Через тринадцать лет жизни в Америке Голливуд был обут и покорён, а победы подкреплены небольшим капиталом. Сальваторе исполнилось двадцать девять лет, и он задумался, что делать дальше. Его тянуло на родину. Если он завоевал Голливуд, почему бы не попробовать свои силы в Италии? В детстве родители видели его врачом или адвокатом, а он хотел прославиться в скромной и непрестижной профессии сапожника. Пора доказать всем, особенно родне, что и сапожник может быть великим в своём деле. Однако Неаполь – город уж слишком больших контрастов и предрассудков. Да и найдётся ли в нём достаточное количество заинтересованных клиентов? А самое главное – удовлетворит ли его качество необходимых для работы материалов? Пожалуй, только во Флоренции выделывается лучшая кожа в Италии. К тому же там всегда уважали ремёсла, всегда умели ценить красивые вещи. А что касается тосканских тщеславия и самодовольства, то и им необходимы башмаки.

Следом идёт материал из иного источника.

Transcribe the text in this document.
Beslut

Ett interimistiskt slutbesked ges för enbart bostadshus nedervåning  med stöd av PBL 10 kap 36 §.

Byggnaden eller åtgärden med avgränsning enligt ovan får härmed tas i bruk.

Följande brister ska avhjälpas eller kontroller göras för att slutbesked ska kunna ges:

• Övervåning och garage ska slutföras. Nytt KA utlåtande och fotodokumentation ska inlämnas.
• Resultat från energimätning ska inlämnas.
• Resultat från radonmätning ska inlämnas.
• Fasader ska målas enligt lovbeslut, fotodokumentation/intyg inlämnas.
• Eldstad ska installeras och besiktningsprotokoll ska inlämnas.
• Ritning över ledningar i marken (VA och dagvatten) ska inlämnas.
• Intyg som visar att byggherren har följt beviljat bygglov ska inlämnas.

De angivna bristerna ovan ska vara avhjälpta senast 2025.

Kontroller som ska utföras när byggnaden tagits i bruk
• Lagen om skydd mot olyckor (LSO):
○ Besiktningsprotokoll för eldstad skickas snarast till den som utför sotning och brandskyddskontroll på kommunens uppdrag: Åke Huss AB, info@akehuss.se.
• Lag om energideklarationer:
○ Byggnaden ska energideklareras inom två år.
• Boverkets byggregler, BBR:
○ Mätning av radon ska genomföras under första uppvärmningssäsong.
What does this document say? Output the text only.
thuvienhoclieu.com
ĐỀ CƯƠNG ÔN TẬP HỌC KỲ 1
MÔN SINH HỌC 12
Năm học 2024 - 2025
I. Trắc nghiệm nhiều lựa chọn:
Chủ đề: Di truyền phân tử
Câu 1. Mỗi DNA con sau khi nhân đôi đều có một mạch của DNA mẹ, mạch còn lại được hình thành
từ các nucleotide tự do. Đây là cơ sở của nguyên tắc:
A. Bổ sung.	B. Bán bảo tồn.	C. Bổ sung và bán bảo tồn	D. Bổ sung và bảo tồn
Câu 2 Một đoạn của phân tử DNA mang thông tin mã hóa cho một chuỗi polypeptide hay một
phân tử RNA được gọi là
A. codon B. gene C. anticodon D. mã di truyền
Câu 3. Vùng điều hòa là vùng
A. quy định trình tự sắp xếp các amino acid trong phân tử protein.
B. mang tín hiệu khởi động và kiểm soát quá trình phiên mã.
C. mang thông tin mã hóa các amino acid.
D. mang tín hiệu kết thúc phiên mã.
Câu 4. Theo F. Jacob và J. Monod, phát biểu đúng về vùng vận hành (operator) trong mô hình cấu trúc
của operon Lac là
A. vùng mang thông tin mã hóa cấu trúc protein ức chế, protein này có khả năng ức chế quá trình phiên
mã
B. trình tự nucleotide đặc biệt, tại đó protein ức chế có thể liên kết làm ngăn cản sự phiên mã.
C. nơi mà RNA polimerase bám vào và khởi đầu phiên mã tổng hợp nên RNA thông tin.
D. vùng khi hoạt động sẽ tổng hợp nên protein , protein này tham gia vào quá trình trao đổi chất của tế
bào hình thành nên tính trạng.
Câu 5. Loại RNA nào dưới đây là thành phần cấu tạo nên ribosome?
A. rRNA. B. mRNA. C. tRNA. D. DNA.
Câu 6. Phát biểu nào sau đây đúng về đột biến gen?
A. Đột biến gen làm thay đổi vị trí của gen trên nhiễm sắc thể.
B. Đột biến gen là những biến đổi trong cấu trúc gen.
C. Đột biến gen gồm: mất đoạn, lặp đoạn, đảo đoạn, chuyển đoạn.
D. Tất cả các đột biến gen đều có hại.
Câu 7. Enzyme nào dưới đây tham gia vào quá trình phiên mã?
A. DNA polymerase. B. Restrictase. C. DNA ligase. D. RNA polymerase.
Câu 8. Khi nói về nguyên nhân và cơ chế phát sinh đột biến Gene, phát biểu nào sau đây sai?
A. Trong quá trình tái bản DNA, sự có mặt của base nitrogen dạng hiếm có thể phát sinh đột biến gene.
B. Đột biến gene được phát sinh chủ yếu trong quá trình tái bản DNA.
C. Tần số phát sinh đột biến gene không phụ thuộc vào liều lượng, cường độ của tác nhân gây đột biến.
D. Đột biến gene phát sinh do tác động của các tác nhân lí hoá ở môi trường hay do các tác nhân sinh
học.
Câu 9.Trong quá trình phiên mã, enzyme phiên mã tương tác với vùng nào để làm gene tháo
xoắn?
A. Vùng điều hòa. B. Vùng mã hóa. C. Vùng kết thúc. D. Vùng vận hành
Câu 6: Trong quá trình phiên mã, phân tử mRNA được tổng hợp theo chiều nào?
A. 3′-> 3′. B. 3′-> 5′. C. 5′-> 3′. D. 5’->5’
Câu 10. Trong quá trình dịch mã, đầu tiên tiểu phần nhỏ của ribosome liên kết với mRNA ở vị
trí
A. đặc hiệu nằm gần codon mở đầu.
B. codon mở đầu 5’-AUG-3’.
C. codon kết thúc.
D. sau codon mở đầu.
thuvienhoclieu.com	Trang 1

Решение принято: Сальваторе покидает Голливуд и обосновывается во Флоренции, прекрасно понимая, что завоевать этот город – всё равно что взойти на пока ещё не покорённую высочайшую горную вершину мира Джомолунгму. Слава мастера Феррагамо поднялась на Эверест значительно раньше его коммерческого успеха, которому во время первого восхождения помешали мировой экономический кризис и нечестные управляющие бизнесом. Зато вторая попытка увенчалась полным успехом. Под Флоренцией заработала фабрика по производству обуви вручную, а в купленном дворце Спини-Ферони открылись офис и магазин. Флоренция провозгласила Феррагамо королем shoemaker’ов. Ему оставалось лишь обзавестись королевой: в сорок два года он всё ещё был не женат.
Помните сцену из фильма «Крёстный отец», когда Майкл Корлеоне приезжает в родную деревню отца на Сицилии, видит в толпе девушку, в которую влюбляется с первого взгляда, и немедля ведёт её к алтарю? Примерно то же самое случилось и с Сальваторе. В 1940 году состоятельный и успешный мастер приехал в родные околонеаполитанские пенаты, где очень положительный мэр-врач раскрутил знаменитого односельчанина на строительство столовой для бедных. Сальваторе не только не отказал в матпомощи, но решил некоторые моменты лично проконтролировать, для чего как-то зашёл вместе с сестрой к инициатору благотворительного проекта господину Милетти. Дверь открыла дочь мэра Ванда. Увидев молодую девушку и услышав её простые слова: «К сожалению, папы нет дома, синьор Феррагамо», – Сальваторе тихо сказал сестре по-английски, надеясь, что юная особа его не поймёт: «Вот та, на которой я женюсь». Через два месяца уважаемый всеми потомственный dottore Miletti, он же мэр местечка Бони-то, выдал свою девятнадцатилетнюю дочь Ванду за сорокадвухлетнего крестьянского сына сапожника Сальваторе. Можно сказать, что это был неравный брак: она – этакая местечковая аристократка, а он – представитель малоуважаемой профессии для бедных (в Неаполе сапожники считались пройдохами и хитрецами).
А что думала новобрачная? Много лет спустя в одном из интервью Ванда вспоминала: «Сальваторе не был красавцем. Он был маленького роста, всего 160 сантиметров, но он был невероятно харизматичен, от него исходило тепло…» Он пользовался у женщин полным доверием: они полагались на его вкус и смело вверяли ножки его заботам. По ножкам клиенток Сальваторе очень уважительно и весьма оригинально делил дочерей Евы на три категории: те, что носили обувь до тридцать седьмого размера, были золушками; обладательницы тридцать седьмого числились венерами, а все остальные, начиная с тридцать восьмого, становились аристократками. Интересно, кем была Грета Гарбо, знавшая Феррагамо по Голливуду? Как-то раз она вошла во дворец Спини-Ферони в старых сандалиях, а вышла из него с семьюдесятью коробками самой разной обуви.
Знаю совершенно точно, что Одри Хепбёрн была аристократкой по всем параметрам – не только по шкале размеров ноги, но и по происхождению, и по поведению. Именно с ней Феррагамо всегда поддерживал тёплые дружеские отношения и придумал для неё балетки – совершенно плоские туфли без всякого намёка на каблук, зато очень удобные.
Мэрилин Монро, скорее всего, относилась к категории венер. Её неоспоримую сексапильность Феррагамо подчеркнул в фильме «В джазе только девушки», поставив Душечку на первые в мире одиннадцатисантиметровые каблуки-шпильки. Этот факт отразился в незабываемом диалоге Тони Кёртиса и Джека Леммона, смотрящих вслед подружке президента Кеннеди:
– Как они могут так ходить?
– Да у них центр тяжести в другом месте.